In a bit to create awareness about appropriate use of antibiotics and impact of antibiotic resistance in the society, VPCI hold a public lecture on the Use and Misuse of Antibiotics, where researchers and doctors shared their views and slew of suggestion to use it.
While speaking on the over-prescribing and inappropriate use of antibiotics in the community Professor Kotwani stressed that adequate knowledge and awareness about antibiotic resistance is necessary.Therefore, community sensitization will contribute towards controlling the misuse of antibiotics to combat antibiotic resistance and save the effective antibiotics for future generations.

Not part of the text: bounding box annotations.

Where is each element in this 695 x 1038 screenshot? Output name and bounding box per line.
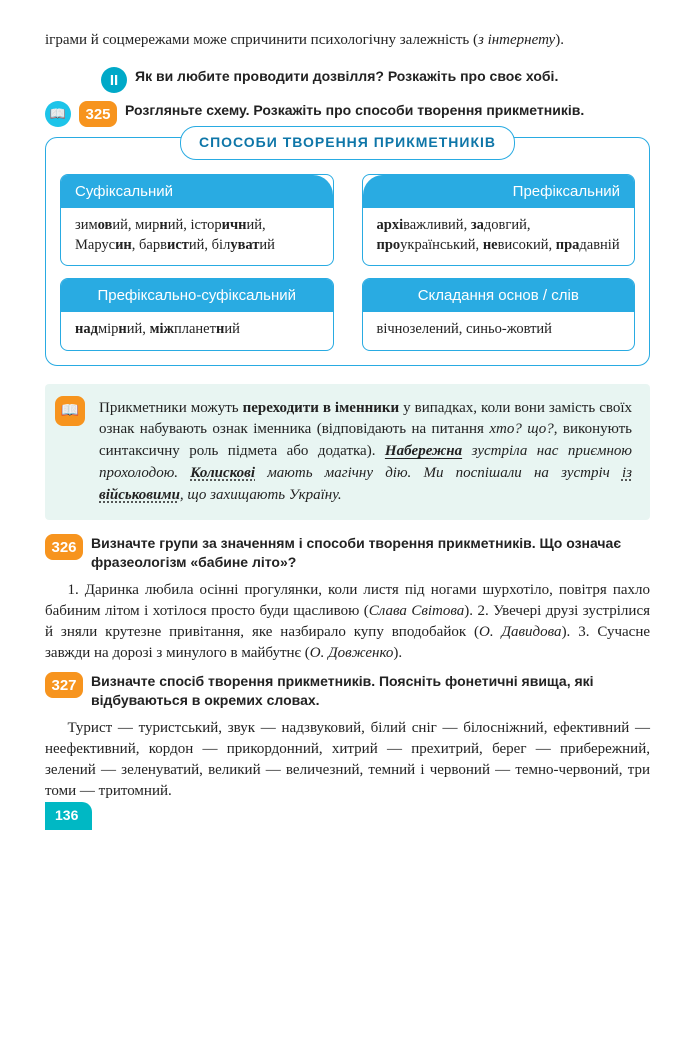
callout-text: Прикметники можуть переходити в іменники…: [99, 400, 632, 503]
task-num-327: 327: [45, 672, 83, 698]
schema-head: Складання основ / слів: [363, 279, 635, 312]
task-327-text: Визначте спосіб творення прикметників. П…: [91, 672, 650, 710]
schema-container: СПОСОБИ ТВОРЕННЯ ПРИКМЕТНИКІВ Суфіксальн…: [45, 137, 650, 366]
body-326: 1. Даринка любила осінні прогулянки, кол…: [45, 580, 650, 664]
intro-paragraph: іграми й соцмережами може спричинити пси…: [45, 30, 650, 51]
task-num-325: 325: [79, 101, 117, 127]
task-326-row: 326 Визначте групи за значенням і способ…: [45, 534, 650, 572]
schema-cell-suffixal: Суфіксальний зимовий, мирний, історичний…: [60, 174, 334, 266]
task-325-text: Розгляньте схему. Розкажіть про способи …: [125, 101, 650, 120]
task-II-text: Як ви любите проводити дозвілля? Розкажі…: [135, 67, 650, 86]
roman-badge-II: II: [101, 67, 127, 93]
schema-body: зимовий, мирний, історичний, Марусин, ба…: [61, 208, 333, 265]
schema-title: СПОСОБИ ТВОРЕННЯ ПРИКМЕТНИКІВ: [180, 126, 515, 160]
task-325-row: 📖 325 Розгляньте схему. Розкажіть про сп…: [45, 101, 650, 127]
schema-head: Префіксально-суфіксальний: [61, 279, 333, 312]
task-II-row: II Як ви любите проводити дозвілля? Розк…: [45, 67, 650, 93]
schema-head: Префіксальний: [363, 175, 635, 208]
task-num-326: 326: [45, 534, 83, 560]
task-327-row: 327 Визначте спосіб творення прикметникі…: [45, 672, 650, 710]
schema-body: надмірний, міжпланетний: [61, 312, 333, 350]
schema-cell-pref-suff: Префіксально-суфіксальний надмірний, між…: [60, 278, 334, 351]
schema-body: архіважливий, задовгий, проукраїнський, …: [363, 208, 635, 265]
book-icon: 📖: [55, 396, 85, 426]
schema-grid: Суфіксальний зимовий, мирний, історичний…: [60, 174, 635, 351]
schema-cell-compounding: Складання основ / слів вічнозелений, син…: [362, 278, 636, 351]
book-icon: 📖: [45, 101, 71, 127]
info-callout: 📖 Прикметники можуть переходити в іменни…: [45, 384, 650, 521]
schema-body: вічнозелений, синьо-жовтий: [363, 312, 635, 350]
task-326-text: Визначте групи за значенням і способи тв…: [91, 534, 650, 572]
intro-post: ).: [555, 32, 564, 48]
page-number: 136: [45, 802, 92, 830]
intro-pre: іграми й соцмережами може спричинити пси…: [45, 32, 478, 48]
schema-head: Суфіксальний: [61, 175, 333, 208]
body-327: Турист — туристський, звук — надзвуковий…: [45, 718, 650, 802]
intro-italic: з інтернету: [478, 32, 555, 48]
schema-cell-prefixal: Префіксальний архіважливий, задовгий, пр…: [362, 174, 636, 266]
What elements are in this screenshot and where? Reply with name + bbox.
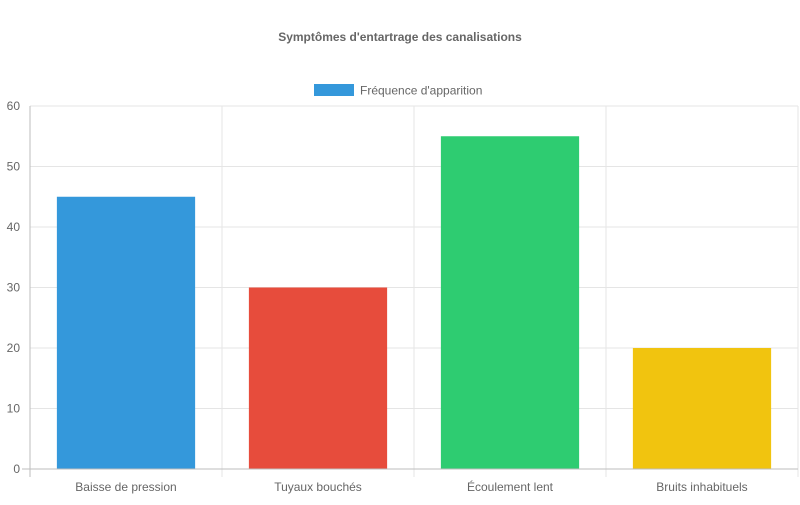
bar-4[interactable]	[632, 348, 772, 469]
y-tick-label: 10	[7, 402, 21, 416]
x-tick-label: Baisse de pression	[75, 480, 176, 494]
y-tick-label: 60	[7, 99, 21, 113]
bar-1[interactable]	[56, 196, 196, 469]
legend-label: Fréquence d'apparition	[360, 84, 482, 98]
x-tick-label: Bruits inhabituels	[656, 480, 747, 494]
legend[interactable]: Fréquence d'apparition	[314, 84, 482, 98]
y-axis-tick-labels: 0 10 20 30 40 50 60	[7, 99, 21, 476]
bar-3[interactable]	[440, 136, 580, 469]
chart-title: Symptômes d'entartrage des canalisations	[278, 30, 522, 44]
legend-swatch	[314, 84, 354, 96]
bar-2[interactable]	[248, 287, 388, 470]
y-tick-label: 50	[7, 160, 21, 174]
axes	[22, 106, 798, 477]
y-tick-label: 0	[13, 462, 20, 476]
x-tick-label: Écoulement lent	[467, 479, 554, 494]
x-tick-label: Tuyaux bouchés	[274, 480, 362, 494]
y-tick-label: 40	[7, 220, 21, 234]
bars	[56, 136, 772, 470]
y-tick-label: 20	[7, 341, 21, 355]
x-axis-tick-labels: Baisse de pression Tuyaux bouchés Écouleme…	[75, 479, 747, 494]
y-tick-label: 30	[7, 281, 21, 295]
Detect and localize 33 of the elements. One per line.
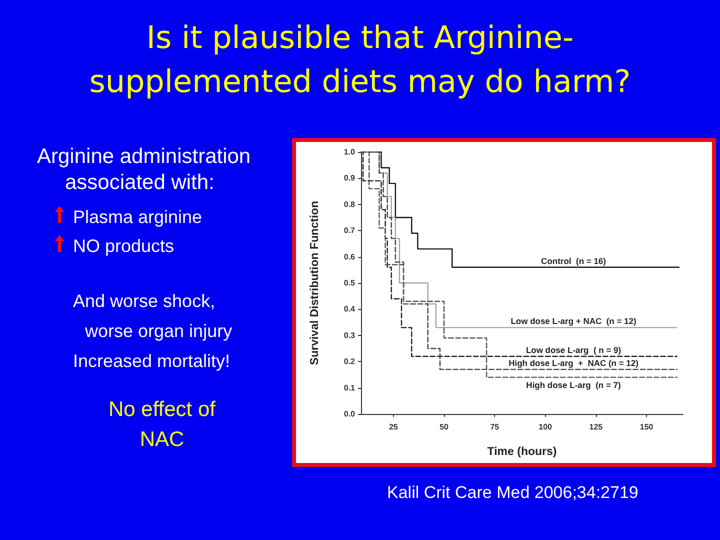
text: Plasma arginine (73, 207, 202, 227)
x-tick-label: 25 (388, 422, 398, 432)
x-axis-title: Time (hours) (487, 446, 557, 458)
y-tick-label: 0.8 (344, 200, 356, 209)
series-label: Low dose L-arg ( n = 9) (526, 344, 622, 355)
x-tick-label: 50 (440, 422, 450, 432)
y-axis-title: Survival Distribution Function (309, 200, 321, 366)
y-tick-label: 0.6 (344, 252, 356, 262)
x-tick-label: 75 (490, 422, 500, 432)
y-tick-label: 1.0 (344, 148, 356, 156)
y-tick-label: 0.5 (344, 278, 356, 288)
x-tick-label: 150 (640, 422, 654, 432)
y-tick-label: 0.1 (344, 383, 356, 392)
x-tick-label: 100 (538, 422, 553, 432)
series-label: Control (n = 16) (541, 256, 606, 266)
text: Arginine administration associated with: (37, 145, 251, 194)
text: NO products (73, 236, 174, 256)
text: No effect of NAC (108, 398, 216, 451)
y-tick-label: 0.7 (344, 226, 356, 236)
text: And worse shock, (73, 291, 216, 311)
y-tick-label: 0.9 (344, 174, 356, 183)
text: worse organ injury (85, 321, 232, 341)
series-label: High dose L-arg (n = 7) (526, 380, 622, 390)
chart-title: Is it plausible that Arginine-supplemented diets may do harm? (88, 19, 632, 102)
y-tick-label: 0.4 (344, 304, 356, 314)
series-label: Low dose L-arg + NAC (n = 12) (510, 316, 636, 326)
y-tick-label: 0.3 (344, 330, 356, 340)
y-tick-label: 0.0 (344, 410, 356, 418)
text: Kalil Crit Care Med 2006;34:2719 (387, 483, 638, 502)
y-tick-label: 0.2 (344, 357, 356, 366)
text: Increased mortality! (73, 351, 230, 371)
series-label: High dose L-arg + NAC (n = 12) (508, 358, 639, 368)
x-tick-label: 125 (589, 422, 604, 432)
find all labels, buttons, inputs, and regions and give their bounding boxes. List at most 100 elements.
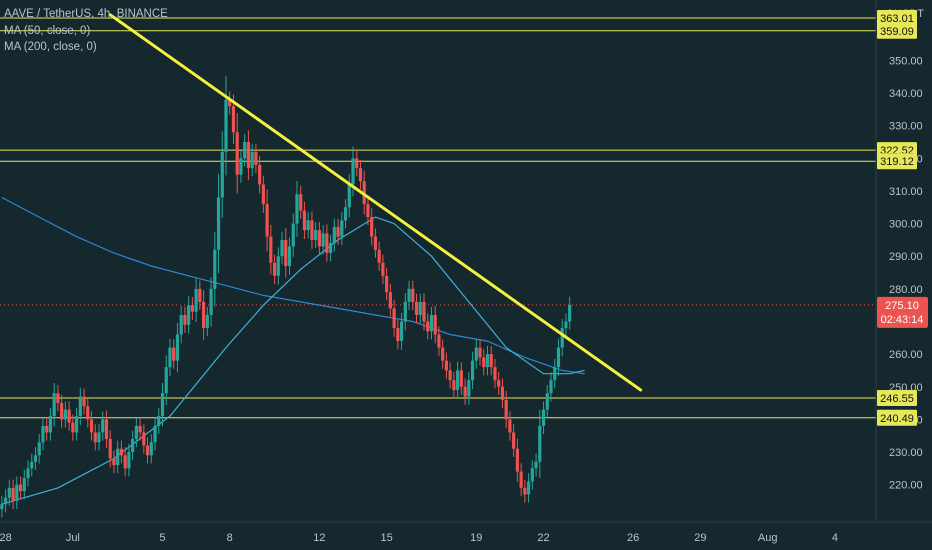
candle-17 [63,401,67,428]
candle-122 [456,361,460,399]
candle-body [564,321,568,329]
candle-body [317,230,321,247]
candle-body [101,419,105,433]
candle-117 [437,326,441,356]
level-badge-1: 359.09 [877,22,917,39]
candle-0 [0,496,4,518]
candle-body [474,347,478,361]
candle-body [388,292,392,309]
candle-body [422,301,426,322]
candle-50 [187,296,191,334]
y-tick-label: 310.00 [889,186,923,198]
ma200-line[interactable] [1,196,585,375]
candle-114 [426,313,430,340]
time-axis[interactable]: 28 Jul 5 8 12 15 19 22 26 29 Aug 4 [0,532,838,544]
candle-112 [418,293,422,324]
candle-body [329,243,333,253]
level-badge-bg [877,22,917,39]
candle-body [82,396,86,407]
candle-31 [116,440,120,474]
candle-127 [474,339,478,369]
y-tick-label: 350.00 [889,55,923,67]
candle-139 [519,463,523,497]
candle-88 [329,235,333,262]
candle-46 [172,339,176,369]
candle-body [512,432,516,449]
candle-36 [134,417,138,448]
candle-body [556,347,561,368]
candle-125 [467,372,471,405]
candle-61 [228,91,232,115]
candle-42 [157,407,161,435]
candle-100 [373,228,378,258]
candle-66 [246,130,251,180]
candle-body [448,370,452,381]
candle-body [526,481,531,495]
candle-body [26,468,30,479]
candle-body [287,246,292,267]
candle-65 [243,133,247,167]
candle-body [358,168,363,182]
candle-body [463,386,467,397]
x-tick-label: Aug [758,532,778,544]
candle-13 [48,407,53,441]
x-tick-label: 4 [832,532,838,544]
candle-145 [541,401,546,435]
candle-body [470,360,475,381]
candle-75 [280,231,284,265]
candle-body [508,419,512,433]
candle-32 [119,440,124,464]
candle-body [265,204,269,237]
ma50-line[interactable] [1,216,585,505]
candle-body [41,425,45,443]
candle-102 [381,254,385,284]
x-tick-label: 29 [694,532,706,544]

Antibiotics are vital to modern medicine and antibiotic resistance is an urgent threat to human health.
Today’s threat of widespread antimicrobial resistance (AMR) and simultaneously, downward trend of development of new antibiotics raises the prospect of a world without effective antibiotics, where a patient can die from previously treatable infections.
It is well established that the rapid increase in development of antibiotic resistance is due to over-prescribing and inappropriate use of antibiotics. Antibiotic consumption is highest in the community.
Reducing unnecessary antibiotics use is essential to mitigate antibiotic resistance said Professor Raj Kumar, Director (Acting) of VPCI, in the beginning of the lecture.
He stressed that avoiding overuse requires health care professionals and the public to be well informed about use and misuse of antibiotics, as set out in the first objective of the World Health Organization Global Action Plan and in National Action Plan on AMR prepared by Government of India.
Following the event, Director, National Centre for Disease Control (NCDC) Dr AC Dhariwal said that the audience that Government of India has taken cognizance of the emergence of antibiotic resistance and has accordingly prepared a National Action Plan involving different Ministries and Departments like Health, Agriculture, Pharma, Drug Controller, Environment etc., in 2017. Community and its leaders, teachers and preachers participation and understanding of the problem and solution is very important for combating the menace of antibiotic resistance.
Dr Sunil Gupta, Additional Director, Head Microbiology Division, NCDC, talked about the Framework for AMR surveillance and current trends of AMR is alarming in the country and it needs urgent attention.
As many as 300 people participated in this Programme where experts also answered queries.